Some may not realize that currently, 4 out of every 10 rows of corn planted goes to producing a product that ends up being burned in our gasoline tanks. That's right, about 40% of all domestic corn demand is the result of a federally mandated ethanol requirement. This "green agenda" has destroyed our livestock and poultry industries. Dairy farmers, Beef cattlemen, hog producers, chicken and turkey producers, are all being financially devastated watching the cost of their feed bills soar into the stratosphere while the price that they are able to fetch for their finished product is either stagnant or unable to rise at a fast enough clip to compensate them for their increased feed costs.

Even with the horrific drought, if 40% more corn was available to use as feed or for our export markets, prices would not be at these current levels and these various live animal producers would be able to avoid being financially crippled.

Interestingly enough, with corn prices rallying to record highs, ethanol plant margins are collapsing with crude oil at current levels. Some of these plants are going to end up shuttering their doors as they close down due to cost constaints. Additionally, there is increasing chatter that politicians are coming under pressure to do away with this foolish federal mandate for ethanol. While I would personally love to see this, with our current tree-hugger in chief in office, I doubt it would escape his veto pen.

That being said, some are buying unleaded gasoline as corn moves ever higher with the thinking be that political pressure is going to be doing nothing but increasing as the impact of this drought worsens.
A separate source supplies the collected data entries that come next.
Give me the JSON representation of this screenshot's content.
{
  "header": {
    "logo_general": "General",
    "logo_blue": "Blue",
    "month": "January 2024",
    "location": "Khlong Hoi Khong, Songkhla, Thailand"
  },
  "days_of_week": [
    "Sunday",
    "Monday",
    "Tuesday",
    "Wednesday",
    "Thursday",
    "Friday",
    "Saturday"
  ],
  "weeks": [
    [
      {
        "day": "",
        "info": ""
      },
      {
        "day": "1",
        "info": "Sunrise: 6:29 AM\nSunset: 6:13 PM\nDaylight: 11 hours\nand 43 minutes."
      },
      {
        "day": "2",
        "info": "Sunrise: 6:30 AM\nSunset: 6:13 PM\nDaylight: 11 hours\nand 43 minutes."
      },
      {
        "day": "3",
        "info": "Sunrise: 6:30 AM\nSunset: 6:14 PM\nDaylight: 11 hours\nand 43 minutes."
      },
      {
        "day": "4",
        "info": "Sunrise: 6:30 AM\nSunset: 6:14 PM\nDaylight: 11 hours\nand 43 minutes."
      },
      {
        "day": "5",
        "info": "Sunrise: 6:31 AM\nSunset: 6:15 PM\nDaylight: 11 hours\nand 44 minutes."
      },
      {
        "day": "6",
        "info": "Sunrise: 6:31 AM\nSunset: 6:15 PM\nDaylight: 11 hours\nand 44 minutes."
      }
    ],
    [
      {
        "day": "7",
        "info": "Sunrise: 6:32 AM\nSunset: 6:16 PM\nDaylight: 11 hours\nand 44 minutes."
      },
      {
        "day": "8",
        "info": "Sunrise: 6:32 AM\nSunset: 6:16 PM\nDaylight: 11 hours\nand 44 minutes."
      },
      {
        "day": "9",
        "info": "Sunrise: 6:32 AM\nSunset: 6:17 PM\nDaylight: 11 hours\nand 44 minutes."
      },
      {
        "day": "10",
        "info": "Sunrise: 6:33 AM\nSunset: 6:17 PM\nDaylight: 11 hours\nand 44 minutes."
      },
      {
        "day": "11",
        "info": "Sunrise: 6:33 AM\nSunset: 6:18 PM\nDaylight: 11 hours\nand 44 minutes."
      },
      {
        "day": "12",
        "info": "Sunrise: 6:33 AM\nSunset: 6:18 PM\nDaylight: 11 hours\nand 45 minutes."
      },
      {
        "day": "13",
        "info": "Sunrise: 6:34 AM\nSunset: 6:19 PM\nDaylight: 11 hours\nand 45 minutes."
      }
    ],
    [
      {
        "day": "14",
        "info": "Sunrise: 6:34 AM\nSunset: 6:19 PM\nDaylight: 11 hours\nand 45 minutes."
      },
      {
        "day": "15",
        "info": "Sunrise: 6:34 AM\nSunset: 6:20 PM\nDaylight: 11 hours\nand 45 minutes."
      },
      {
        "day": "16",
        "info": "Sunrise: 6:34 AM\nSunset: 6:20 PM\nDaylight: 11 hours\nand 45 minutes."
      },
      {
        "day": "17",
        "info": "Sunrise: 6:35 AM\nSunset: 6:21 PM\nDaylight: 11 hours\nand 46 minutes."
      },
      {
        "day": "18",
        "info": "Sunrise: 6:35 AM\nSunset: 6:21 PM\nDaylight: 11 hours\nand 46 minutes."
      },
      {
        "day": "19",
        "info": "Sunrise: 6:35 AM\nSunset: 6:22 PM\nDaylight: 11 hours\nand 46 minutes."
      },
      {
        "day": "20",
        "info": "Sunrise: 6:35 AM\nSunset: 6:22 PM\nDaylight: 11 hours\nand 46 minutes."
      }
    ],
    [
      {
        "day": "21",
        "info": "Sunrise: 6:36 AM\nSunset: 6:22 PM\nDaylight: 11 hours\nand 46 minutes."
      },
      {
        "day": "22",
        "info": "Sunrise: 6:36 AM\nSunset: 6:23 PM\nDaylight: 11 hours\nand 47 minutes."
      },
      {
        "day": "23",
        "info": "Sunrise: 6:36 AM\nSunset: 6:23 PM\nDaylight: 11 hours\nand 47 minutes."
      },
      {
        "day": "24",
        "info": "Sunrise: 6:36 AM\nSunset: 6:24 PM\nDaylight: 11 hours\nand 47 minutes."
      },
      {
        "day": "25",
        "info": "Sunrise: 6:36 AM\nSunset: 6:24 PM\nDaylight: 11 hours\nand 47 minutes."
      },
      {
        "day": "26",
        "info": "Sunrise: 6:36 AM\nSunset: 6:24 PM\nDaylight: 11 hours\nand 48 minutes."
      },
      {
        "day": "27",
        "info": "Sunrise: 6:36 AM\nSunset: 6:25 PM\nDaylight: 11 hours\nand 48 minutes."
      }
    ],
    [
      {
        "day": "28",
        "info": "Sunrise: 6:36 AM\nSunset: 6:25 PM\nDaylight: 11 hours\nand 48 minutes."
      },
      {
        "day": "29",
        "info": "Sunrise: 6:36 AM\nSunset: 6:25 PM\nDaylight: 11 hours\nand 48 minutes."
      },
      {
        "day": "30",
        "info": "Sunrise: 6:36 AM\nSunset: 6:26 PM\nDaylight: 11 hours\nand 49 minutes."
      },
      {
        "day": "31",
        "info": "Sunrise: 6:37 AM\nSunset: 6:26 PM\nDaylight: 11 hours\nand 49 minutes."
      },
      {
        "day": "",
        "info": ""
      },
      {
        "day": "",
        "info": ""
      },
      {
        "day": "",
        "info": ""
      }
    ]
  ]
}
Think of ethanol as a way to stretch a gallon of gasoline - you basically dilute the stuff to 90% strength or 85% strength by mixing white lightning into it. Take away the ethanol and you have to use that much more actual gasoline to end up with the same finished quantity of fuel.

That may be what is pushing gasoline higher - imagine that - we have reached a point in our nation's industrial history where gasoline traders are now essentially trading corn.

Another fine example of a government produced FUBAR event.